In January 2013, civilians in the city of Moadamiya, west of Damascus, could not find food to feed their children as a result of the crushing siege the regime’s forces had imposed on the city. As a result, they were forced to sign an agreement to surrender their weapons and not engage in demonstrations against the regime. In exchange, the regime would stop its daily shelling of the city and allow in food.
Although residents carried out their part of the agreement, the regime’s checkpoints remained in place, limiting the amount of food entering the city. The regime also began shelling the city again and recently demanded that all members of the opposition leave the city under threat of invasion.
A few days ago, a video was posted on Facebook showing a checkpoint manned by the 4th Armored Division—led by the President’s brother, Maher Assad—that illustrated how regime forces handled UN aid trucks on their way to the city. Troops in the division were shown smashing bags of food and returning them haphazardly, intentionally destroying them so that the food would be unfit for human consumption.

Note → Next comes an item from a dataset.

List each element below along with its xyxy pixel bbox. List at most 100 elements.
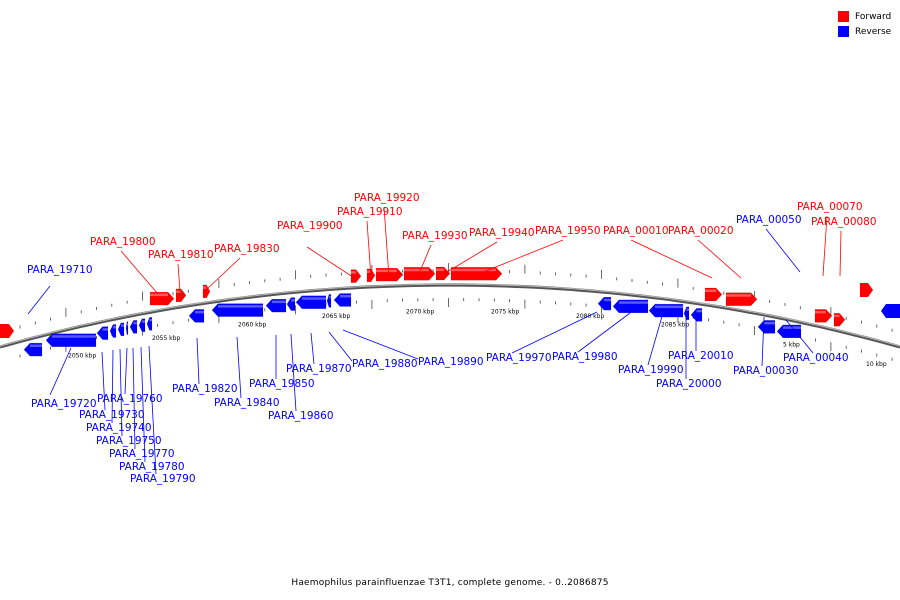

Even though the city poses no military threat to Assad’s forces, the regime is trying to forcibly displace the residents, using a siege to take advantage of the dire humanitarian situation. This is similar to what it did in Darayya—eventually, the regime managed to displace residents from the city and enable sectarian militias fighting on its side to settle in their place.
The situation has been repeated in other areas throughout Syria. In early August 2014, residents of the city of Kafr Nabuda, north of Hama, came to an agreement with the regime’s forces that it would stop targeting and shelling the city. In exchange, residents agreed not to allow the city to be a military base for opposition forces—fighters were to cease all military activities.
As a result, most residents who had been displaced, about 150,000 of them, were able to return to Kafr Nabuda after repairing their houses that had been destroyed in the fighting. After fourteen months of peace, however, the regime broke the truce. It gave residents a choice—their city could be turned into a hub for the regime’s ground forces on their way to towns and villages in the countryside south of Idlib, or the regime would go back to bombing the city. The second option was chosen, and residents were displaced once again as their city reverted into a battleground.
Years after the popular uprising against Assad’s rule began, it can be argued that the Syrian regime has managed to exploit civilians’ humanitarian needs and their desire for safety to persuade them to sign truce agreements. The regime has abided by these truces when they serve its interests, but broken them in attempts to reestablish authority over areas outside of its control.
The regime has made no secret of its desire to retake these areas; since the revolution began, Russia has not strayed from its official position that Assad is fighting terrorists, not moderate opposition, and will not step down. Most surprising is that the United States has accommodated both Syria and Russia—it believes that Russia wants to find a political solution to the crisis, even though the facts indicate otherwise, and it has repeatedly backed down from its red lines. Perhaps the United States thinks the regime will learn the old Arabic proverb, “In war, there are no true winners or losers.” In reality, the regime has learned that it will be rewarded for making truces and then breaking them and that there are no repercussions for shelling, besieging, or displacing civilians.
Hosam al-Jablawi is a Syrian citizen journalist.